Complete step-by-step solution:
We are given that
\[y = {\sin ^2}\alpha + {\cos ^2}\left( {\alpha + \beta } \right) + 2\sin \alpha \sin \beta \cos \left( {\alpha + \beta } \right)...\left( 1 \right)\]
Now we know that \[2\sin A\sin B = \cos \left( {A - B} \right) - \cos \left( {A + B} \right)\]

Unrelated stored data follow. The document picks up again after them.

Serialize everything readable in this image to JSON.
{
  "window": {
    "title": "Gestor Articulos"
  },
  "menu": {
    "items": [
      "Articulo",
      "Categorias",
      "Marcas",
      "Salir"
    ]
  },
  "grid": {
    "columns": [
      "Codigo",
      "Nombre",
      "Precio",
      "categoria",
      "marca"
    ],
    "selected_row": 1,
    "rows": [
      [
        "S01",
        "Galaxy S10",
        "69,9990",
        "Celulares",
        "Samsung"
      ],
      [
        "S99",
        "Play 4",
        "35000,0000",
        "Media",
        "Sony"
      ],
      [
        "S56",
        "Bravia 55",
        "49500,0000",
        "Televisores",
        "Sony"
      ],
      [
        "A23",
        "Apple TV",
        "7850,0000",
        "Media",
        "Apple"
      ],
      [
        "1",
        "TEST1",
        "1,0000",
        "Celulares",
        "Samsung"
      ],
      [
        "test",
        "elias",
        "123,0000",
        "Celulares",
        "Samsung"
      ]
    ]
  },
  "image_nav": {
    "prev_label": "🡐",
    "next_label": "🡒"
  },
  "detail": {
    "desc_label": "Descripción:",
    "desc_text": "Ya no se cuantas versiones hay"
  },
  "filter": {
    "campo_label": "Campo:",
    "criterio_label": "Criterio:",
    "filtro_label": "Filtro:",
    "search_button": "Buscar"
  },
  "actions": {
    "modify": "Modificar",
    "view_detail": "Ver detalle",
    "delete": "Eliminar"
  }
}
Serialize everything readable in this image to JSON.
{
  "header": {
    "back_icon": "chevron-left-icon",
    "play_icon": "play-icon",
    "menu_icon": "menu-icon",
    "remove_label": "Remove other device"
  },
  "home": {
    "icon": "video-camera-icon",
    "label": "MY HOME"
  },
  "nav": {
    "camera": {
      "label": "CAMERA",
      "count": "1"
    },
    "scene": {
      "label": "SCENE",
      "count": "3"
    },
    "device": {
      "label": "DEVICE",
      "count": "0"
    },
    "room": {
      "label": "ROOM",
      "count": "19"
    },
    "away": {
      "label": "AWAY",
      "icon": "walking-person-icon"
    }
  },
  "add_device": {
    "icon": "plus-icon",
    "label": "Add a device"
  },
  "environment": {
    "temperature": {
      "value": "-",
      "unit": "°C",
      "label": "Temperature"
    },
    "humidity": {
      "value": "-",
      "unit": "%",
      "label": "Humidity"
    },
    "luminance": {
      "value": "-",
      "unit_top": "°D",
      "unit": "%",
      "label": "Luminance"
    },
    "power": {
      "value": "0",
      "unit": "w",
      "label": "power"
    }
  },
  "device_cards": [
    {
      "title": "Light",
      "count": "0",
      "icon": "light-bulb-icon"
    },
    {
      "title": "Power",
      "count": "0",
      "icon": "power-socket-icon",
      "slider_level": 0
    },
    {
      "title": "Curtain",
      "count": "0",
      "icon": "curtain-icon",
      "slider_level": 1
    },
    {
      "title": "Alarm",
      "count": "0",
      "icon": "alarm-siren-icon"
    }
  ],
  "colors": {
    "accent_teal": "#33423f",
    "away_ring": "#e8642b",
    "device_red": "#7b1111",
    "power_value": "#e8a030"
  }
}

Now we apply the above formula in equation (1), and we get
\[
  y = {\sin ^2}\alpha + {\cos ^2}\left( {\alpha + \beta } \right) + \left[ {\cos \left( {\alpha - \beta } \right) - \cos \left( {\alpha + \beta } \right)} \right]\cos \left( {\alpha + \beta } \right) \\
   = {\sin ^2}\alpha + {\cos ^2}\left( {\alpha + \beta } \right) + \cos \left( {\alpha - \beta } \right)\cos \left( {\alpha + \beta } \right) - {\left[ {\cos \left( {\alpha + \beta } \right)} \right]^2}...\left( 2 \right)
 \]
Now by differentiating the above function with respect to \[\alpha \], we get
\[
  \dfrac{{dy}}{{d\alpha }} = 2\sin \alpha \cos \alpha - 2\cos \left( {\alpha + \beta } \right)\sin \left( {\alpha + \beta } \right) - \sin \left( {\alpha - \beta } \right)\cos \left( {\alpha + \beta } \right) - \cos \left( {\alpha - \beta } \right)\sin \left( {\alpha + \beta } \right) \\
   + 2\cos \left( {\alpha + \beta } \right)\sin \left( {\alpha + \beta } \right) \\
   = 2\sin \alpha \cos \alpha - \sin \left( {\alpha - \beta } \right)\cos \left( {\alpha + \beta } \right) - \cos \left( {\alpha - \beta } \right)\sin \left( {\alpha + \beta } \right) \\
   = 2\sin \alpha \cos \alpha - \left[ {\sin \left( {\alpha - \beta } \right)\cos \left( {\alpha + \beta } \right) + \cos \left( {\alpha - \beta } \right)\sin \left( {\alpha + \beta } \right)} \right]
 \]
Now we know that \[\sin \left( {A + B} \right) = \sin A\cos B + \cos A\sin B\]
Now by applying the above formula in the above equation, we get
\[
  \dfrac{{dy}}{{d\alpha }} = 2\sin \alpha \cos \alpha - \left[ {\sin \left( {\alpha - \beta + \alpha + \beta } \right)} \right] \\
   = 2\sin \alpha \cos \alpha - \left[ {\sin \left( {2\alpha } \right)} \right] \\
   = 2\sin \alpha \cos \alpha - \sin \left( {2\alpha } \right)
 \]
Now we know that \[\sin 2\alpha = 2\sin \alpha \cos \alpha \]
Now by applying this formula in the above equation, we get
\[
  \dfrac{{dy}}{{d\alpha }} = \sin 2\alpha - \sin 2\alpha \\
   = 0
 \]
Therefore, the first derivative of the given function y is zero which means the second derivative and the third derivative are also zero.
That is \[\dfrac{{{d^3}y}}{{d{\alpha ^3}}} = 0\]
Hence, option (B) is correct option

Additional information: Trigonometric functions are also known as circular functions. These trigonometric functions define the relationship between the angles and sides of a triangle. Sine, cosine, tangent, cotangent, secant, and cosecant are the fundamental trigonometric functions.

Note: To answer the above question, the student must be familiar with all trigonometric formulas and identities. Students must exercise caution when calculating the derivative of a given function because errors can occur during the calculation process.